A variable cost function is one of two major cost functions in a company. Accountants or economists track this function as it relates to either production or total cost curves, respectively. The other half to this equation is a company’s fixed costs, which can also represent overhead. In short, the variable cost function changes with any change in a company’s production output, while fixed costs do not. Many different formulas exist in economic analysis to assess the variable costs within a company’s production system.
The variable cost function typically carries the abbreviation VC, which stands for variable cost. AVC stands for average variable cost, another important feature of this cost function. These two abbreviations make it possible for a company to compute various formulas that track the total average cost for a process, designated AC. Fixed costs also carry similar abbreviations, with FC representing fixed costs and AFC average fixed costs. These abbreviations make up the remaining parts of the formula.
The beginning formula to determine average costs is to add together both total fixed costs and total variable costs. Dividing this figure by Q — which stands for quantity — produces the average cost for a given product or process. An alteration to this formula is to add together the average fixed cost and average variable cost for a given product or process. This latter formula produces the same result as the former formula, average cost. The variable cost function here plays an important role in a company’s diminishing returns analysis.
Companies often look to reach an equilibrium point using the average cost formula. The purpose is to find the maximum production point where total average costs equal total average revenue. The variable cost function necessarily increases when a company looks to increase its production output. As the company increases its total average costs, it will reach closer to its planned equilibrium point.
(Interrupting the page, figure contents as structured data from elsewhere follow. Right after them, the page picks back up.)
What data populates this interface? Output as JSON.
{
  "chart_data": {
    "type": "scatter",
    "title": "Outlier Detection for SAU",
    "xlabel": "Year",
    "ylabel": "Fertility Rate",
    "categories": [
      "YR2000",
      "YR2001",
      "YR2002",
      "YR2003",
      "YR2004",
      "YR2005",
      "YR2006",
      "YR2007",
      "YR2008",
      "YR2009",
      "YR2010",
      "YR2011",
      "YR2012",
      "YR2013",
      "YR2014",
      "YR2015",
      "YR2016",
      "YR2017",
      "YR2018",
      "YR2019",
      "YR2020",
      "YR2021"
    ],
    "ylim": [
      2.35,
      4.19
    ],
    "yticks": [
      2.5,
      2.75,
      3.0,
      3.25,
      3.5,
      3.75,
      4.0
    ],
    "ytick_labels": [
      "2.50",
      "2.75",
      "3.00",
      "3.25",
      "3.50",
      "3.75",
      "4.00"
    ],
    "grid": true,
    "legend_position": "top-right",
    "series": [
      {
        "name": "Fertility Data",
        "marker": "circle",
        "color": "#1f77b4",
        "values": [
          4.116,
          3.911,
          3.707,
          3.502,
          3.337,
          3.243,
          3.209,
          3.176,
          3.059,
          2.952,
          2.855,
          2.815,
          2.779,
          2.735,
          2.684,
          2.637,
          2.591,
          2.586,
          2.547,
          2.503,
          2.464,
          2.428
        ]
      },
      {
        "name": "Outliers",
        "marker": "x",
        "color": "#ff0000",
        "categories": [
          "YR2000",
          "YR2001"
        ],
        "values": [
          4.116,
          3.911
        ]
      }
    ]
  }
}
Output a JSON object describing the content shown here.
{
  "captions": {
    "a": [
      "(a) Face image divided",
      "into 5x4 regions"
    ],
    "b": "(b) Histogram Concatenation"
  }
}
At some point, however, variable costs become a drag on a company’s profits.
When a company continues to increase its variable costs with reckless abandon, it will soon enter a diminishing returns process. This occurs because, no matter how much money a company spends to increase production output — and its related variable cost function — the company will not increase profits. A major reason for this comes from consumer demand that has topped out, with no additional supply able to increase sales. The additional costs simply add to the company’s expenses with no hopes of offsetting them with future revenues.